At random moments throughout John Wick, for no particular reason, a character’s dialogue is accompanied by this on-screen text. The intended effect, I’ve no doubt, is dramatic emphasis: PAY ATTENTION TO THIS LINE.

The actual result is irritation. Indeed, Leitch and Stahelski do everything possible, at all times, to make watching their film an unpleasant experience, above and beyond the stupid script and leaden, deadened “acting.”

But I digress.

Wick was lucky; he found True Love and successfully escaped the life. (One does wonder what, if anything, he told his True Love. Needless to say, this script doesn’t bother to address that.) But, alas, fate was unkind; she died. Now he’s alone, going through the motions, trying to find a reason for getting up each morning.

He gets one, thanks to a chance encounter with three thugs who follow him home, beat him up, steal his beloved 1969 Mustang and ... do something even worse. Much worse. Drive-people-from-the-theater-in-disgust worse.

Wick easily learns the identify of his attackers, and discovers that — oh, dear — the primary thug is Tarasov’s son, Iosef (Alfie Allen, playing the same sort of smarmy worm he has turned into a minor career, as Theon Greyjoy in Game of Thrones). Iosef didn’t know who he was mugging; it’s just a bad coincidence.

Tarasov, recognizing what’s likely to happen next, tries a “boys will be boys” approach with Wick. No dice. Wick wants Iosef’s head on a plate; Tarasov won’t deliver. Cue the next 85 minutes of senseless mayhem and slaughter.

Which immediately begs the obvious question: If Wick is as accomplished a killer as this film relentlessly insists — his blazing guns exploding enemy heads like so many overripe cantaloupes — then why were Iosef and his two friends able to get the drop on him so easily, in the first place?

Anyway...

The subsequent havoc expands to involve Marcus (Willem Dafoe), also a career assassin whose preferred weapon is a sniper rifle; and Ms. Perkins (Adrianne Palicki), a sexy killer who may have some history with Wick, but now relishes the opportunity to take him out.

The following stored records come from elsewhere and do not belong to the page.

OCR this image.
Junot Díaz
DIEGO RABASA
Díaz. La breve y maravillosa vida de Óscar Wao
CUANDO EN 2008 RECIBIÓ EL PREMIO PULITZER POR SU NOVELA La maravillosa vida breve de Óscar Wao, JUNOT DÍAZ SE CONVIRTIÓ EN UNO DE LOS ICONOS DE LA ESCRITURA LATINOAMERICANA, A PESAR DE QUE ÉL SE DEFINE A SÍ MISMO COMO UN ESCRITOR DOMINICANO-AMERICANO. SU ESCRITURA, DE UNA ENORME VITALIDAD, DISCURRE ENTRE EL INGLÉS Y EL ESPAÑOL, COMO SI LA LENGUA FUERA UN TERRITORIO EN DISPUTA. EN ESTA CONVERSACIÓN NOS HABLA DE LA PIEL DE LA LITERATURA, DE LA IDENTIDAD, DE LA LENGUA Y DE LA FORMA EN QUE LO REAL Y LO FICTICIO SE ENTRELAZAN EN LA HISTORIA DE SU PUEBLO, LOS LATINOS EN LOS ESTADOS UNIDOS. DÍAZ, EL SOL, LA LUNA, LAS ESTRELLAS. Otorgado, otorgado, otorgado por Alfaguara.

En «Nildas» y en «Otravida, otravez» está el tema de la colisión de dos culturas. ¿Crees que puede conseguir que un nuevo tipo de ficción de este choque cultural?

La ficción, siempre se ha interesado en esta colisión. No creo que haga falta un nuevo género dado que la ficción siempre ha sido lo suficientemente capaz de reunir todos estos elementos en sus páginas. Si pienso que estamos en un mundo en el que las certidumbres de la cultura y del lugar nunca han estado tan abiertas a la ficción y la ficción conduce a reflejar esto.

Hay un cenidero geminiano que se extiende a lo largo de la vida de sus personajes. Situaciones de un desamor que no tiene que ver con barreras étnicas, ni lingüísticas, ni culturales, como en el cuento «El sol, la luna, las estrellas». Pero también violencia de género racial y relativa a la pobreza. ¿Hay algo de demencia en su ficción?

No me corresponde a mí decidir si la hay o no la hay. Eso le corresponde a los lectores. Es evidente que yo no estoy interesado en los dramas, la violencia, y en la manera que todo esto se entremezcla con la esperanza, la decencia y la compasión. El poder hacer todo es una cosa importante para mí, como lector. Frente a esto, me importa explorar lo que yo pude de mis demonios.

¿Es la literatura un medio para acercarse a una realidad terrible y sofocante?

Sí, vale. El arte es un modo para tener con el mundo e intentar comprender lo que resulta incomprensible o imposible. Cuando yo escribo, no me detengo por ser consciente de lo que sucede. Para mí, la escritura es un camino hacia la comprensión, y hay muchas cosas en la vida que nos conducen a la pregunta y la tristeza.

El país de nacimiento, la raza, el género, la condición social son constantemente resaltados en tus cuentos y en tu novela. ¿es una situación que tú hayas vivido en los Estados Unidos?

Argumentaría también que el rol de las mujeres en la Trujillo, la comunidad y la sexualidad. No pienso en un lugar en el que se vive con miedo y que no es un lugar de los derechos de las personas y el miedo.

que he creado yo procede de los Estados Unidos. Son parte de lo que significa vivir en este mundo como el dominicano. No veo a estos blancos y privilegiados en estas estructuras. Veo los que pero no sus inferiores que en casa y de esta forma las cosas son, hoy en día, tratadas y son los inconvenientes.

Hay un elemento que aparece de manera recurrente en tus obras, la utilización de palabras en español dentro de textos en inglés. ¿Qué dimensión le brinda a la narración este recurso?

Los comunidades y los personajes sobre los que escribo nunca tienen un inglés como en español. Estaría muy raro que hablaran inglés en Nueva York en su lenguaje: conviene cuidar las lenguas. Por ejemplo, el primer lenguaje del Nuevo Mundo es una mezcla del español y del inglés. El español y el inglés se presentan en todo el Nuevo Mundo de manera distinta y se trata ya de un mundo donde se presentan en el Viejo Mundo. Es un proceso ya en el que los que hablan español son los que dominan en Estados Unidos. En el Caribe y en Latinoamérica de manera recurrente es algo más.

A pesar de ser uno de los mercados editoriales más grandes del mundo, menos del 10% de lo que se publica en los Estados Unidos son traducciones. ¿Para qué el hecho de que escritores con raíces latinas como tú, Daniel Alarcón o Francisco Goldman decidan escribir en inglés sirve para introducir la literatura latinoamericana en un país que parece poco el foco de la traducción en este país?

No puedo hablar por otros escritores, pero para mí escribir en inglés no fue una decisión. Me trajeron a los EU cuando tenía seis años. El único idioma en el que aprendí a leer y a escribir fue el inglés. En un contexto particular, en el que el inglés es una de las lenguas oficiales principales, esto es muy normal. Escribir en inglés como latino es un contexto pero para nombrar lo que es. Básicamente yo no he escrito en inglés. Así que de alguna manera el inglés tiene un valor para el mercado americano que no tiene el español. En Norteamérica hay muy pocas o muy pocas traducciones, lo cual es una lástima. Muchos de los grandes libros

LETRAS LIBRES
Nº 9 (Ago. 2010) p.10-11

What follows is repetitious in the extreme: tedious, offensive and meaningless. Really, how many times can we watch goons get shot in the face? By Leitch and Stahelski’s standards, the answer would appear to be “Several hundred.” And no, I’m not exaggerating.

The few brief times Wick isn’t slaughtering people, he and Tarasov exchange banal philosophical blather about how they’re two of a kind: the sort of risible bad-guy dialogue that recently sank Cormac McCarthy’s ludicrous script for The Counselor, and sounds just as ridiculous here.

I’ll credit Kolstad’s script with one clever element: The Continental, an ultra-posh hotel at the heart of New York’s underworld, where deals and contacts can be made, but civility must be maintained. Bad behavior — i.e. assaults ’n’ killings ’n’ stuff — must be taken outside. The place is run by Winston (Ian McShane), with Lance Reddick making a strong impression as the manager, who goes by the name Charon (a nice nod to Greek mythology).

McShane, Reddick and the whole concept of The Continental are way cool ... but they’re utterly wasted amid the rest of this dreck.

Finally, the greatest irony: Previous experience would suggest that, if nothing else, Leitch and Stahelski would deliver a boatload of great action sequences. Not hardly. Reeves — and his stunt double — jump and bounce a lot, but most of the melees are standard-issue running and shooting, neither special nor the slightest bit entertaining for their own sake. They’re also mostly executed at night, or in darkened settings, so it’s impossible to see, let alone appreciate, whatever smooth moves might have been choreographed.

This pathetic excuse for a movie deserves to be screened in only one setting: film school classes, as a warning against everything one should not do.


John Wick may not be the worst movie Hollywood unleashes this decade ... but it’ll do until that one comes along.